19. “The Cross” (from the album Sign O’ the Times) 1987

Prince lived by the cross as much as he lived by the cock, a concept that apparently disturbed him enough to drive him to write “Temptation”, one of his most revealing (though, frankly, ham-fisted and unmusical) songs. Yet Prince did seem to feel that eroticism and spirituality are not mutually exclusive, otherwise a song like “It” couldn’t sit on the same record as “The Cross”. Instead of flogging himself for his sins during an explicit battle between angels and devils as he did on “Temptation”, Prince goes the subtler route on “The Cross”. Using that Christian symbol as a basic symbol for hope in the face of poverty is as explicitly religious as the song gets. Musically, it’s one of Prince’s most enthralling piece of psychedelia, a droning raga rocker that rises from a hush to build to a glorious climax.

20. “Electric Chair” (from the album Batman) 1989

When Tim Burton got the gig of directing what would be the biggest blockbuster of 1989, he wanted his usual partner, Danny Elfman, to write the score. Producer Jon Peters had a more original idea. He wanted Prince. Burton and Peters compromised; Elfman would write the proper score and Prince would contribute a couple of pop songs. Prince, however, does not know what a compromise is, and when he wrote an entire album’s worth of songs, Batman found itself with two tie-in albums. Prince’s LP may not be as fondly remembered as 1999 or Purple Rain, and its smash single “Batdance” tends to get thought of as a mere novelty today (you already know my feelings on that topic, Dear Reader), but Batman actually has its share of excellent songs. The grinding “Electric Chair”, which would end up getting ground up and sprinkled into “Batdance”, is one of them.

21 “200 Balloons” (B-side) 1989

In fact, Prince recorded so many great songs for Batman, there wasn’t enough room on the record for all of them.
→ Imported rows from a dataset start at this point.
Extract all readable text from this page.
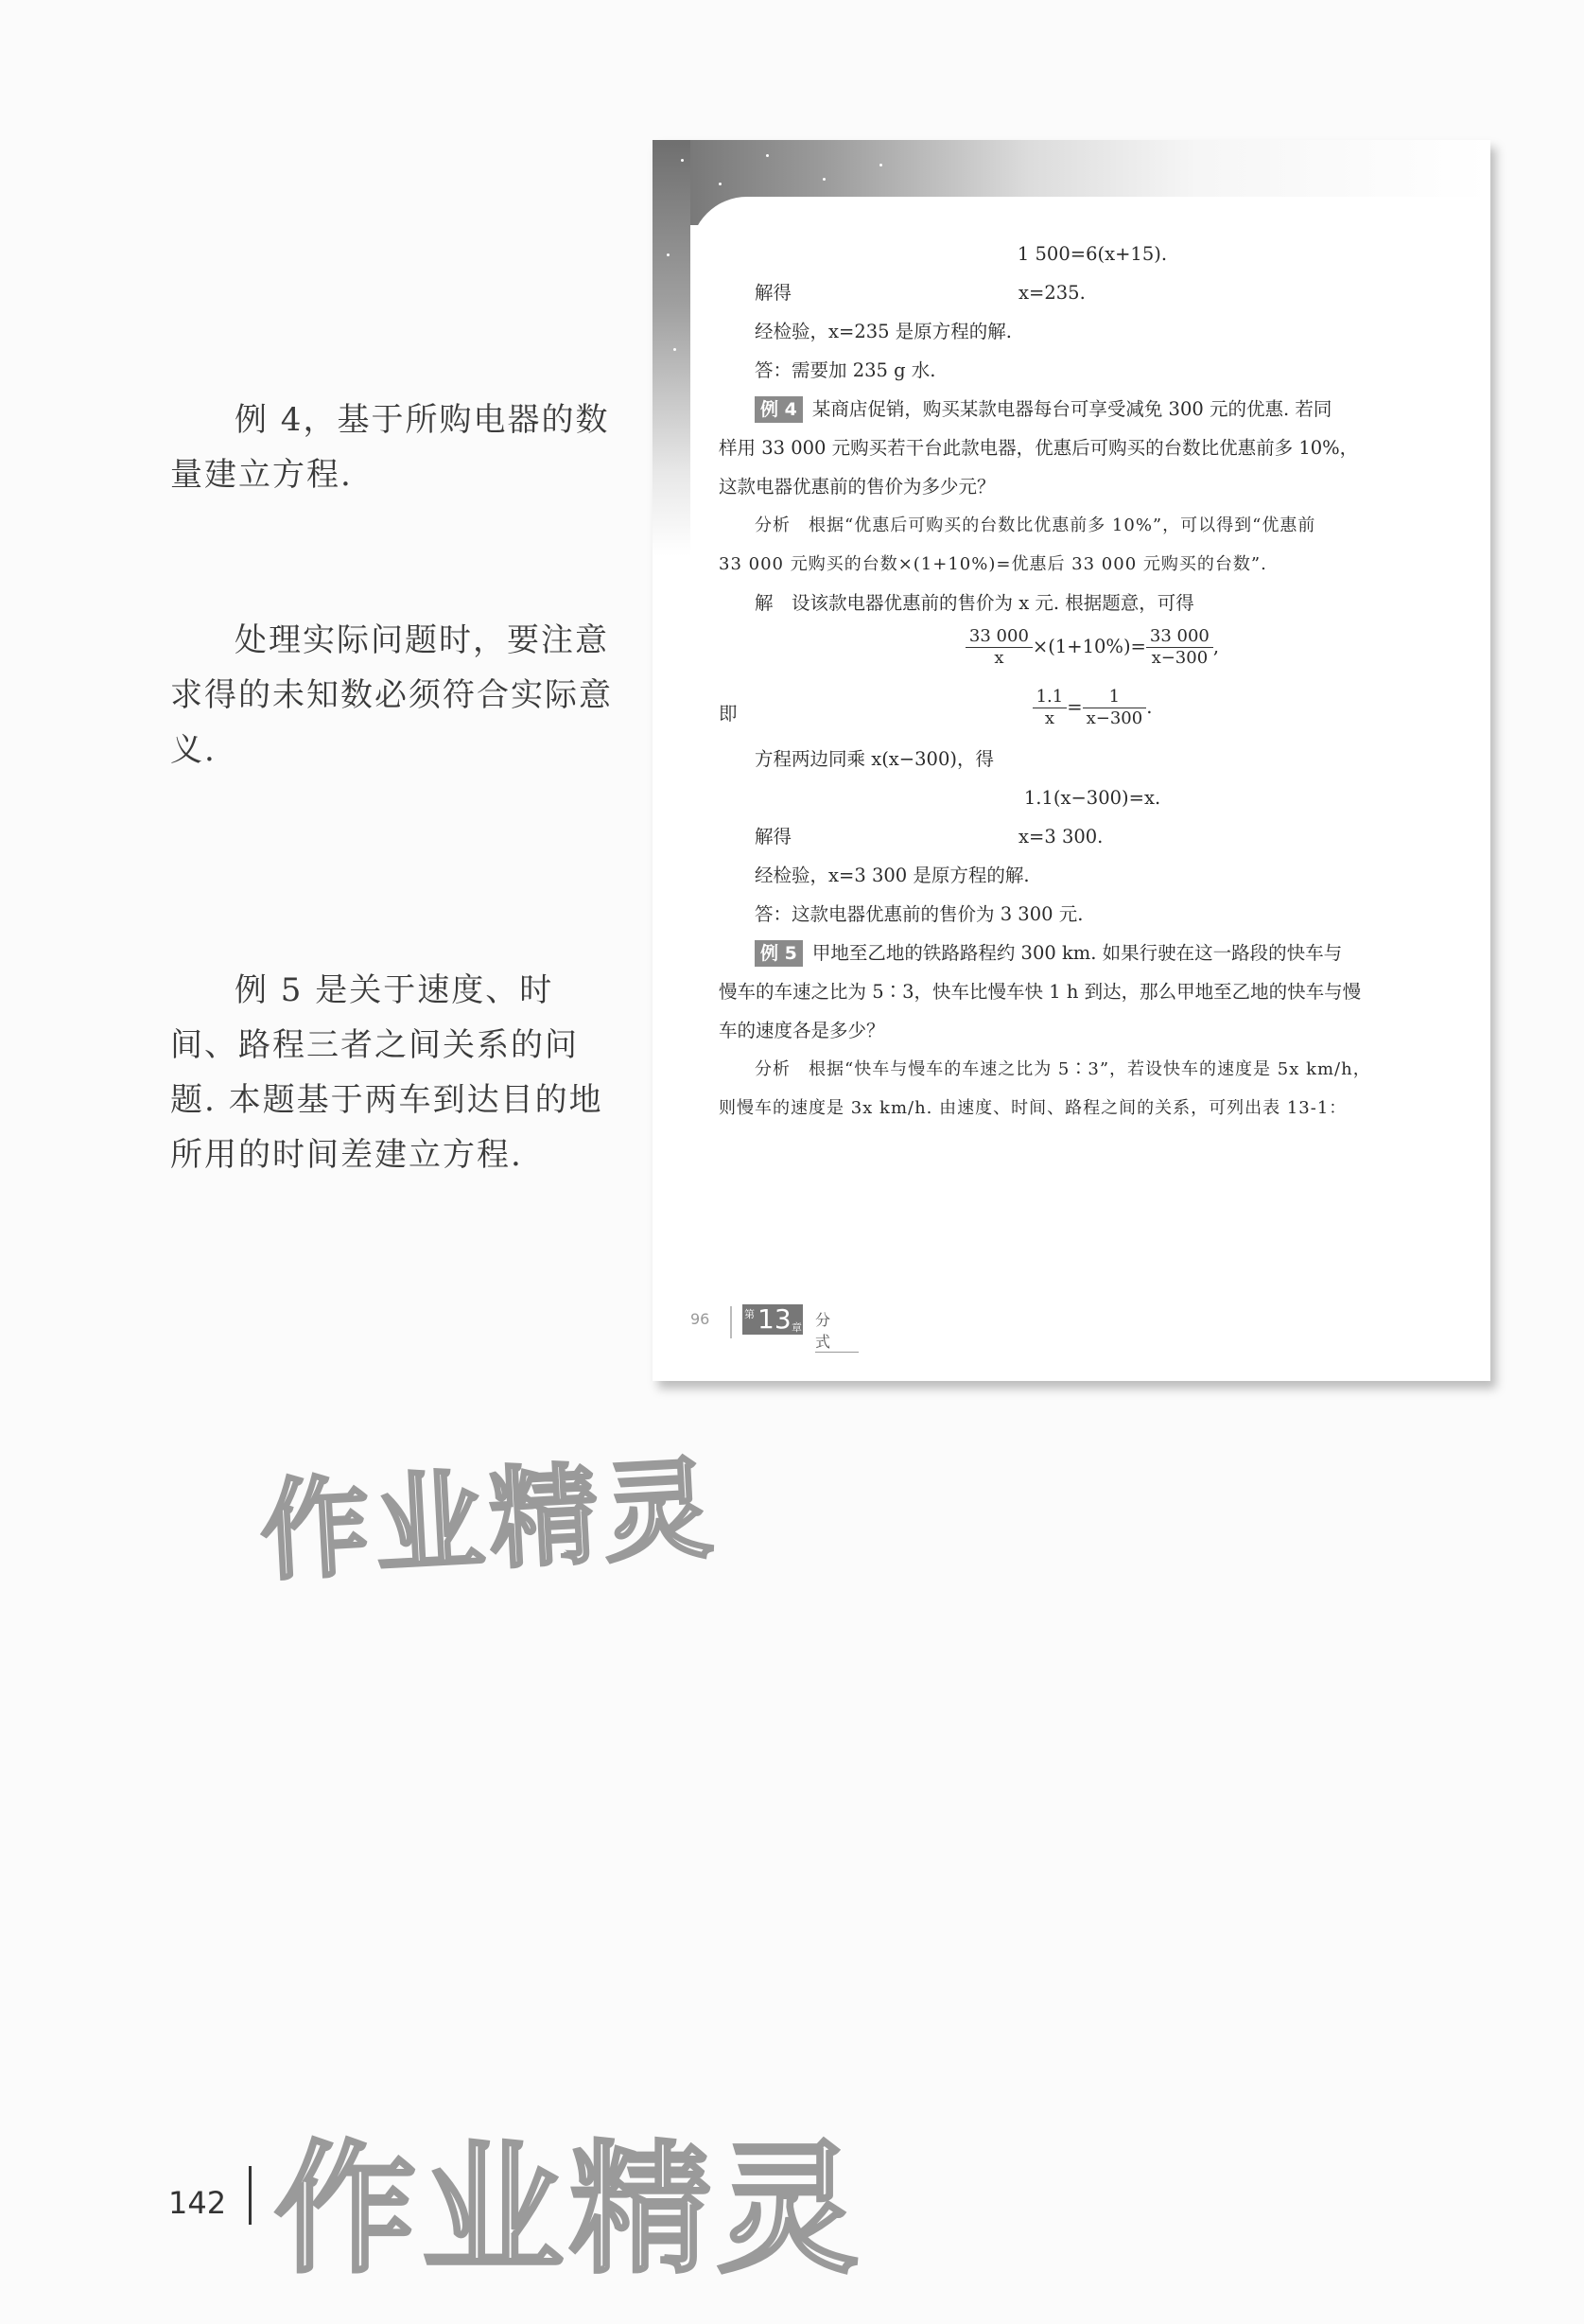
例 4，基于所购电器的数量建立方程.

处理实际问题时，要注意求得的未知数必须符合实际意义.

例 5 是关于速度、时间、路程三者之间关系的问题. 本题基于两车到达目的地所用的时间差建立方程.

1 500=6(x+15).
解得	x=235.
经检验，x=235 是原方程的解.
答：需要加 235 g 水.
例 4 某商店促销，购买某款电器每台可享受减免 300 元的优惠. 若同
样用 33 000 元购买若干台此款电器，优惠后可购买的台数比优惠前多 10%，
这款电器优惠前的售价为多少元？
分析　根据“优惠后可购买的台数比优惠前多 10%”，可以得到“优惠前
33 000 元购买的台数×(1+10%)=优惠后 33 000 元购买的台数”.
解　设该款电器优惠前的售价为 x 元. 根据题意，可得
$\frac{33 000}{x} \times(1+10\%)= \frac{33 000}{x-300}$ ,
即	$\frac{1.1}{x} = \frac{1}{x-300}$ .
方程两边同乘 x(x−300)，得
1.1(x−300)=x.
解得	x=3 300.
经检验，x=3 300 是原方程的解.
答：这款电器优惠前的售价为 3 300 元.
例 5 甲地至乙地的铁路路程约 300 km. 如果行驶在这一路段的快车与
慢车的车速之比为 5∶3，快车比慢车快 1 h 到达，那么甲地至乙地的快车与慢
车的速度各是多少？
分析　根据“快车与慢车的车速之比为 5∶3”，若设快车的速度是 5x km/h，
则慢车的速度是 3x km/h. 由速度、时间、路程之间的关系，可列出表 13-1：
96	第 13 章 分式
作业精灵
作业精灵
142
Because it was somewhat similar to “Trust”, and because it was originally supposed to appear in the film where “Trust” ended up, “200 Balloons” ended up getting cut. So, once again, a terrific track—and really, one superior to the track to which it lost its spot—landed on a B-side, adorning the rear end of “Batdance” (as was the case with “Electric Chair”, shards of it also landed in “Batdance”). That’s too bad, but if that hadn’t happened, “200 Balloons” might not pack the same thrill of discovery that the other twenty underrated tracks on this list do.